Dann mussten Sie gar keinen Reitunterricht mehr nehmen für „The Unholy Trinity“?

Veronica Ferres: Wir hatten die besten Stunt-Coordinator und Horse Wrangler, die es gibt. Es war ein großes Team, das schon bei Filmen wie „Der Pferdeflüsterer“ und „Planet der Affen“ dabei war und die vielen Pferde vor Ort in die Westernstadt betreute. Ich hatte in Deutschland eine längere Reitpause, auch schon lange keinen Reitunterricht mehr, weil man, wenn man in Projekten ist, wegen der Filmausfallversicherung nicht auf ein Pferd darf. Dafür bin ich auf einen Reitsimulator gegangen, mit dem man die Muskeln aufbauen kann. Als ich zur Drehvorbereitung in den USA war, bin ich mit Samuel L. Jackson und Pierce Brosnan gleich ins Horse Training, wo wir unsere Pferde kennenlernten. Wir waren in einer Manege in einem geschützten Raum, mit den Stuntleuten, die uns beobachteten im Schritt, Trab und Galopp. Das lief sehr gut. Die Jungs empfahlen uns, jede freie Minute in den Sattel zu steigen. Das habe ich auch getan und bin vor und nach jedem Drehtag mit ihnen durch die Berge von Montana geritten.

„The Unholy Trinity“ mit Veronica Ferres und Pierce Brosnan (Credit: Kehana Krumme)

Wo genau wurde gedreht?

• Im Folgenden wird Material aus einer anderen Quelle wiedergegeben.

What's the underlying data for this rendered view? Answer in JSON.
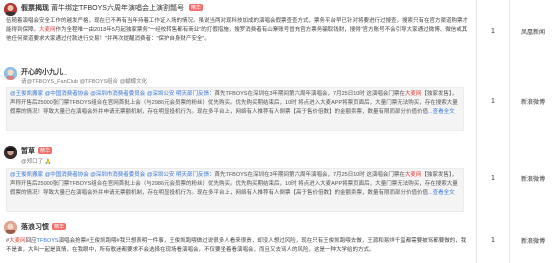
{
  "rows": [
    {
      "name": "假票揭现",
      "title": "莆牛绑定TFBOYS六周年演唱会上演割瓢号",
      "badge": "精华",
      "text_a": "伍随着演唱会安全工作的越发严格，现在已不再有当年持着工作证入场的情况。虽说当两对现科技加成的演唱会假票查查方式，票务平台早已针对将要进行过搜查，搜索只有在官方渠道购票才能得到保障。",
      "text_hl": "大麦网",
      "text_b": "作为全程唯一由2018年5月起独家票务\"一经校转售都有商业\"的打假措施，搜罗消费者有山寨账号冒充官方票务骗取钱财，搜得\"官方账号不会引导大家通过微博、微信或其他任何渠道要求大家通过付款进行交易！\"并再次提醒消费者：",
      "text_end": "\"保护自身财产安全\"。",
      "num": "1",
      "category": "凤凰新闻"
    },
    {
      "name": "开心的小九儿_",
      "sub": "请@TFBOYS_FanClub @TFBOYS组合 @蝴蝶文化",
      "quote_pre": "@王俊凯搬家 @中国消费者协会 @深圳市消费者委员会 @深圳公安 明天部门反馈：",
      "quote_mid": "首先TFBOYS在深圳在3年期间第六周年演唱会，7月25日10时 这演唱会门票在",
      "quote_hl": "大麦网",
      "quote_b": "【独家发售】，声称开售后25000张门票TFBOYS组合在官网首批上会（与2986元会员票的粉丝）优先购买。优先购买期结束后，10时 将点进入大麦APP将票页面后，大量门票无法购买，存在搜索大量假票的情况！导致大量已在演唱会外并申请无票额机制，存在明显投机行为。",
      "quote_end": "现在多平台上，网络有人推荐有人倒票【高于售价倍数】的金额卖票，数量有限而部分价值价值",
      "more": "...查看全文",
      "num": "1",
      "category": "新浪微博"
    },
    {
      "name": "暂草",
      "badge": "精华",
      "sub": "@郑口了 🙏",
      "quote_pre": "@王俊凯搬家 @中国消费者协会 @深圳市消费者委员会 @深圳公安 明天部门反馈：",
      "quote_mid": "首先TFBOYS在深圳在3年期间第六周年演唱会，7月25日10时 这演唱会门票在",
      "quote_hl": "大麦网",
      "quote_b": "【独家发售】，声称开售后25000张门票TFBOYS组合在官网首批上会（与2986元会员票的粉丝）优先购买。优先购买期结束后，10时 将点进入大麦APP将票页面后，大量门票无法购买，存在搜索大量假票的情况！导致大量已在演唱会外并申请无票额机制，存在明显投机行为。",
      "quote_end": "现在多平台上，网络有人推荐有人倒票【高于售价倍数】的金额卖票，数量有限而部分价值价值",
      "more": "...查看全文",
      "num": "1",
      "category": "新浪微博"
    },
    {
      "name": "落浪习惯",
      "badge": "精华",
      "text_pre": "#",
      "text_hl": "大麦网",
      "text_a": "回应",
      "text_lnk": "TFBOYS",
      "text_b": "演唱会抢票#王俊凯跑喂#我只想表明一件事，王俊凯跑喂做过说很多人看来很贵，却没人想过风险，现在只有王俊凯跑喂去做，王源和易烊千玺都需要被骂都要做的，我不是谁，大叫一起是真情，在我眼中，所有歌迷都要求不会选择在现场看演唱会，不仅要坐着看演唱会，而且又去骂人的风险，这是一种大学给的方式。",
      "num": "1",
      "category": "新浪微博"
    }
  ]
}
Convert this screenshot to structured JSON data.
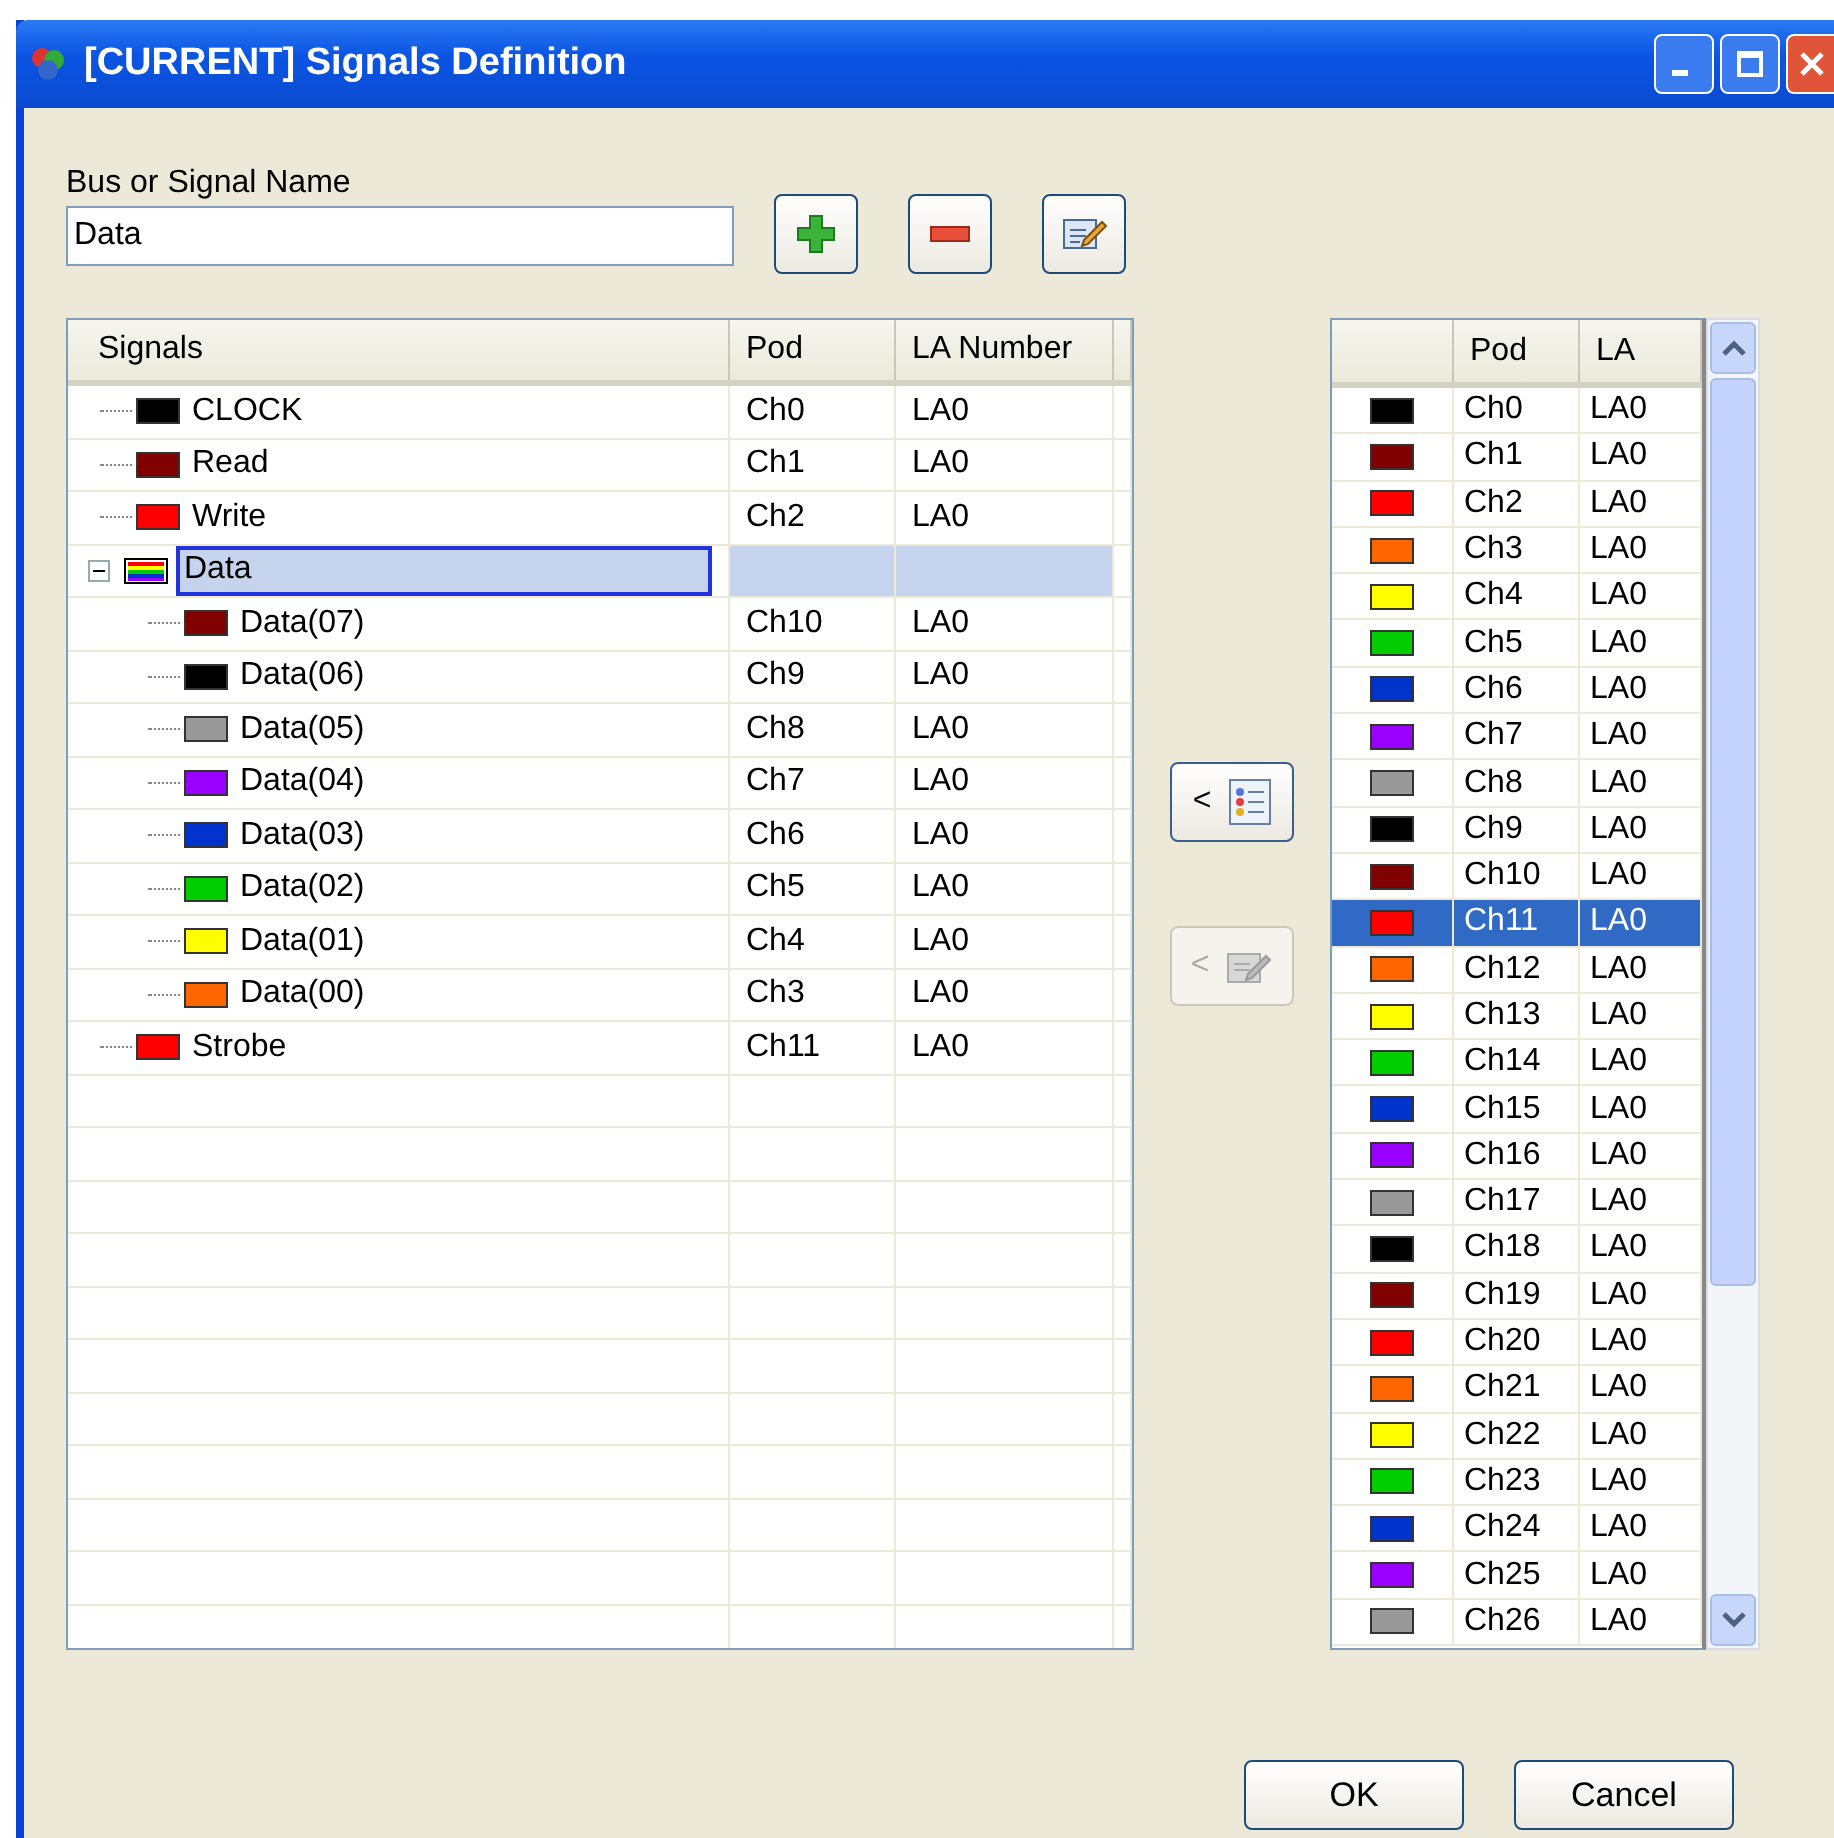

Es sieht so aus, als wäre es sehr kalt gewesen…

Veronica Ferres: Wir haben auf der „Yellowstone“-Ranch gedreht. Die ersten zwei Drehwochen hatten wir kühles, knackiges Herbstwetter. Dann kam ein Blizzard und es ging von plus zehn Grad auf minus 18 Grad. Zudem lag überall Schnee. Szenen mussten umgestellt werden, da gilt es als Schauspieler, flexibel zu sein. Wir haben das alles gut gemeistert. Wichtig war nur, dass bei den Szenen, in denen ich in die Stadt galoppiere, kein gefrorener Boden war. Das wäre zu gefährlich gewesen.

Sie spielen nicht zum ersten Mal an der Seite berühmter Kollegen. Bei „The Unholy Trinity“ waren nun Pierce Brosnan und Samuel L. Jackson Ihre Spielpartner. Wie haben Sie die Zusammenarbeit in Erinnerung?

Veronica Ferres: Ich habe einen Riesenrespekt vor den beiden, vor ihrem Lebenswerk und deren Können. Bei Samuel L. Jackson waren alle übervorsichtig. Aber Sie kennen mich ja, wie ich auf Menschen zugehe. Mir ist egal, was geredet wird. Ich gehe auf alle offen zu. Also bin ich zu Samuel hin, stellte mich vor und habe gefragt, ob wir nicht die Texte durchgehen wollen. Wir hatten eine wirklich tolle Zeit. Es war eine sehr kreative, schöne Erfahrung. In den Pausen saßen wir zusammen und er erzählte mir, dass er in Bayern in den Bavaria Studios gedreht hat, wie sehr er den Bayerischen Hof liebt, Lederhosen und das Oktoberfest. Das Eis war schnell gebrochen. Das traf auch auf Pierce Brosnan zu, den ich etwas später kennenlernte, weil er erst zwei Wochen nach Drehbeginn anfing. Es war vom ersten Moment an ein toller Austausch. Pierce Brosnan ist genauso, wie er spielt. Er ist ein sehr eleganter, sehr intelligenter, gebildeter Kollege. 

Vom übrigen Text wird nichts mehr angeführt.